- Ionel Talpazan in 2000, at work, Silver UFO, with his pet dove, Maria, on his shoulder. Photo: Daniel Wojcik
- Born: Ionel Pârvu August 16, 1955 Petrâchioaia, Romania
- Died: September 21, 2015 (aged 60) New York, NY
- Known for: UFO drawings and paintings
- Style: outsider art folk art
- Movement: Art brut

= Ionel Talpazan =

Romanian-American outsider artist (1955–2015)

Ionel Talpazan (born Ionel Pârvu; August 16, 1955 – September 21, 2015) was a Romanian self-taught outsider artist. He later moved to New York City where he became known in the late 1980s for his paintings of UFOs. He died in New York at the age of 60 on September 21, 2015.

Shortly before his death, he changed his name to Adrian da Vinci, and became a citizen of the United States. During his lifetime, Talpazan produced over 1000 works of art.

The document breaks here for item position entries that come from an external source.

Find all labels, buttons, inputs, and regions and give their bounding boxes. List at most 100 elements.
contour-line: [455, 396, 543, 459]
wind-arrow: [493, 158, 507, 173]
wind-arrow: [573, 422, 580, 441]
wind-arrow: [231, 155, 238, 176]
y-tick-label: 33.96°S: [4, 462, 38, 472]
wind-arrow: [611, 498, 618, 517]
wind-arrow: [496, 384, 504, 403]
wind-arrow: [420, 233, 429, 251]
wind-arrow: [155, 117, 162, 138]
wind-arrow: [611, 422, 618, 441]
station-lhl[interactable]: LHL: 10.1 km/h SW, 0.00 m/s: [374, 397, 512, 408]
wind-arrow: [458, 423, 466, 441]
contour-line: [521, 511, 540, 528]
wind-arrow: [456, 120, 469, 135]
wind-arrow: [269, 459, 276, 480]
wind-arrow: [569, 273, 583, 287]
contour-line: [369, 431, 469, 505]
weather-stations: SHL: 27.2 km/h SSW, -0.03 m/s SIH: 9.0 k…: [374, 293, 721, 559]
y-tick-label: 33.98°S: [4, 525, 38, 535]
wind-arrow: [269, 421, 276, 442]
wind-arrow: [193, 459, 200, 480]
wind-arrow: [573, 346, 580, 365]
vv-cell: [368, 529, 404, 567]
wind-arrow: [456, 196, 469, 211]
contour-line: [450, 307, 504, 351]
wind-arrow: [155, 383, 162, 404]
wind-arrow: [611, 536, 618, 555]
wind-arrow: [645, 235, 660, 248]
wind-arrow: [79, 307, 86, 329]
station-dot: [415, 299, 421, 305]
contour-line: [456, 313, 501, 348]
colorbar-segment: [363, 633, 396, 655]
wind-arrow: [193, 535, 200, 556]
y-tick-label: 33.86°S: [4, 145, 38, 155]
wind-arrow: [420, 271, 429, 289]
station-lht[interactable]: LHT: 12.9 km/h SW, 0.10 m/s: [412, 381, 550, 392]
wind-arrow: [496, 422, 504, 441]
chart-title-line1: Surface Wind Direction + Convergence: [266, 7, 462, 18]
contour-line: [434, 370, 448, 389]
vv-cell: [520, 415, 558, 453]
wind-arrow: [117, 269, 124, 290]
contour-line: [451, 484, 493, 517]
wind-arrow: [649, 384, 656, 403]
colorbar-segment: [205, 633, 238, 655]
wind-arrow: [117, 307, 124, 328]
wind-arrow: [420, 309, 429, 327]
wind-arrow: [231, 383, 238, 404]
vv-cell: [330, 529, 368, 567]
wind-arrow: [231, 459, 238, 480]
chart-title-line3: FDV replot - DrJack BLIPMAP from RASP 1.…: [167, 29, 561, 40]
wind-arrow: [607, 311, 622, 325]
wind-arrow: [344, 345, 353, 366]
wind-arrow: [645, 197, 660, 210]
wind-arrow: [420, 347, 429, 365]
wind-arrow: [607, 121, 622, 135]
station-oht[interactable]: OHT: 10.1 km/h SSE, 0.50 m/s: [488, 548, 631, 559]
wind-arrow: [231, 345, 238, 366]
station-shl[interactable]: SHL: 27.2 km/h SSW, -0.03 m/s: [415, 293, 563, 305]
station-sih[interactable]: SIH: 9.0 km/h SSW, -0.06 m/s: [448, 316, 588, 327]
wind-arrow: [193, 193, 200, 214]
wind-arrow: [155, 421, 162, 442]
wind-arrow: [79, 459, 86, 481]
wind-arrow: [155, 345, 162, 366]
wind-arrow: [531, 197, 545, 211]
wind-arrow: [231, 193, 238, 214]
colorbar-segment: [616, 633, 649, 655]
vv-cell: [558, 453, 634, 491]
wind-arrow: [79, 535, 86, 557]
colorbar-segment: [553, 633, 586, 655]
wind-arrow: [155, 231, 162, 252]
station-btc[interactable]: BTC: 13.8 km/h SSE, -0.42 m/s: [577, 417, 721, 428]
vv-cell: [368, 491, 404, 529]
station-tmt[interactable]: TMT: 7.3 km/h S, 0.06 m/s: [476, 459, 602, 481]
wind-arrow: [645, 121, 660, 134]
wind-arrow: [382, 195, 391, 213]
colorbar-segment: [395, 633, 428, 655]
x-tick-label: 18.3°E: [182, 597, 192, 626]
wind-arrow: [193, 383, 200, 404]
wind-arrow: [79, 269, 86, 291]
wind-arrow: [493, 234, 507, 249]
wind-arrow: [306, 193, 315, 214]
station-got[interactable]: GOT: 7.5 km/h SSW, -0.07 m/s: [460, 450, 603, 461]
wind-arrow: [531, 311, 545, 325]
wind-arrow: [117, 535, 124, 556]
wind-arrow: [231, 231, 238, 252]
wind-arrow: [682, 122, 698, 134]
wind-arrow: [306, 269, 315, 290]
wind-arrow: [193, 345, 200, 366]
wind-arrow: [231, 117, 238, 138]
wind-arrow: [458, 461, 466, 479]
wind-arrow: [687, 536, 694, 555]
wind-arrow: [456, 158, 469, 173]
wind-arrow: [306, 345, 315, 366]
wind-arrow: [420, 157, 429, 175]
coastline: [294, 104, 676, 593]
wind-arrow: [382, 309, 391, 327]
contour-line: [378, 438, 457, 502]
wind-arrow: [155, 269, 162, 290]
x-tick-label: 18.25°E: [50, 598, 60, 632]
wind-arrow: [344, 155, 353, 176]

Talpazan became fascinated with UFOs when, as an 8 year old boy in Romania, he believed he had seen a UFO. Throughout his life he drew, painted and sculpted UFOs. After his work was discovered, it was exhibited at the American Visionary Art Museum, and at museums in London, Berlin, San Francisco, Madrid, and other countries.

==Early life==
Talpazan was born on August 16, 1955, in Petrăchioaia, Romania to an unmarried couple. He was a premature twin (the other twin did not survive). He was raised until the age of six by his paternal grandparents, who then put him up for adoption. He was beaten regularly by his foster parents. His first UFO sighting came one night in 1963, when he had run away from home to escape a beating. He claims that he observed "blue energy" in the form of an "enormous blue light overhead, and a glowing blue beam" which he later attributed to an unidentified flying object. While still in Romania, he began to create many drawings of UFOs obsessively. In March 1987, he and a friend swam across the Danube river to Yugoslavia at night to escape communist Romania. There he was imprisoned, and held in a camp for refugees. Later, he was granted asylum as a political refugee, and he immigrated to New York City where he continued to make art and work as a manual laborer.

==Work==
Talpazan began to draw hundreds of representations of UFOs starting at age 12 that were inspired by his "blue light" experience when he was 8 years old. After he moved to New York City, he began selling his work on the street and was at times homeless. His "regular location" was on Prince Street in Soho. Beginning in the 1990s his work drew the attention of others, and was included in several exhibitions that received reviews in the New York Times and Artforum. Talpazan distrusted art gallerists and dealers, and retreated to a one-room apartment in Harlem, and continued to sell his work on the street. He said of his work "The artist is like an astronaut...With the mind, you can travel the entire universe" and that his art "shows spiritual technology, something beautiful and beyond human imagination".

==Collections==
His work is included in the permanent collections of the American Museum of Folk Art, the Smithsonian American Art Museum, the Art Brut Collection Bruno Decharme, the Minneapolis Institute of Art, the American Visionary Art Museum, among others.